Lui, parlant bas : Elle est jolie, hein, ma femme ?
Dans un petit rire malicieux, je lui réponds à l’oreille, me sentant pris d’un courage jusqu’alors inconnu
-Oui !
Il a un sourire un peu tendu, nerveux mais je remarque que le haut de son pantalon de ski l’est aussi…
Lui : j’t’aime bien comme mec, t’es franc et cool !
Moi : Toi aussi, t’es sympa !
Lui : Merci. Tu sais, je suis un peu crevé. On verra la ville demain, ok ?
Moi : pas de problème.
Un silence, puis
Lui : J’aimerais faire une surprise à Marie avec toi
Moi, intrigué : Quel genre ?
Lui : Ben, euh…
Il sourit par contenance et me regarde franchement. Ses yeux parlent net et j’ai pigé.
La voix de Marie se fait soudain entendre
-Alors, on complote ?
Elle n’avait rien perdu de notre petit manège, la jolie perverse !
….
Ils habitent un bel appart’ au centre-ville, décoré avec goût, sans surcharge.
Chacun a pris sa douche. J’ai évité de me branler en vue de ce qui allait advenir, du moins l’espérais-je.
Rhabillé, je regagne le salon où une superbe table, ronde, nappée, éclairée de chandelles, m’attend, sur fond de musique douce et discrète. Je ne me souviens plus de ce que nous avons mangé, tant j’étais absorbé par leur regard, leurs radieux sourires, timides parfois. Je devine qu’elle ne porte pas de soutien-gorge. Hmmm ! Lui a sur lui une chemise un peu dégraffée, laissant apparaître sa toison noire. Re-hmmm !Soudain, je sens un objet (un pied ?) effleurer mon entrejambes. Je bandais déjà dur dur !!! De qui vient ce frollement ? Lui ? Elle ? Ces interrogations, ces doutes me bouleversent et me chavirent. Je me sens craquer de partout. Enfin je revis ! Loin, ma copine qui m’a emmerdé pendant 2 ans, capricieuse et chiante. Maintenant, j’ai envie de m’éclater.
On est un peu éméchés par le vin sec et blanc, façon de nous décontracter tout à fait.
Là, va se dérouler une scène incroyable !!!
Ils se regardent, complices et se lèvent pour danser langoureusement devant moi. Elle a ôté ses chaussures….

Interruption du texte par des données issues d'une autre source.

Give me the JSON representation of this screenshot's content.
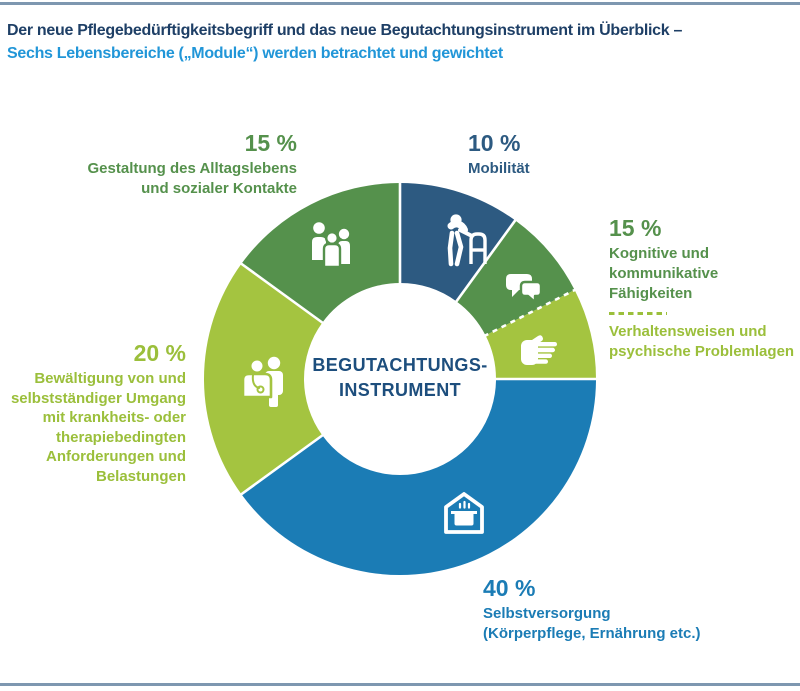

Le couple est encore plus beau dans cette ambiance tamisée. Je vibre de les mater, conscient du cadeau qu’ils m’offrent. Il commence à la déshabiller sensuellement et me fait un petit signe, m’invitant à les rejoindre. Fou, non ? Je les rejoins sans hésiter. Elle m’embrasse pendant que son mari a fini de déboutonner son chemisier. Je pêtris alors ses seins libres. Ils s’embrassent à pleine bouche, dansant encore. Un slow chaud ! Tout à coup, elle lui prend la main et la dirige pour me masser la braguette. Je le regarde, stupéfait. Il me sourit timidement. Par leurs gestes, ils m’affollent. Je vais exploser !!! Il descend fébrilement le zip de mon jean’s. Il tremble. Elle le rassure en lui caressant les cheveux. Je prends l’initiative de baisser la jupe de la jolie blonde. Elle est nue, maintenant, nous offrant le spectacle de son corps harmonieux, parfait. (Eh non, elle ne portait pas de culotte, la friponne !)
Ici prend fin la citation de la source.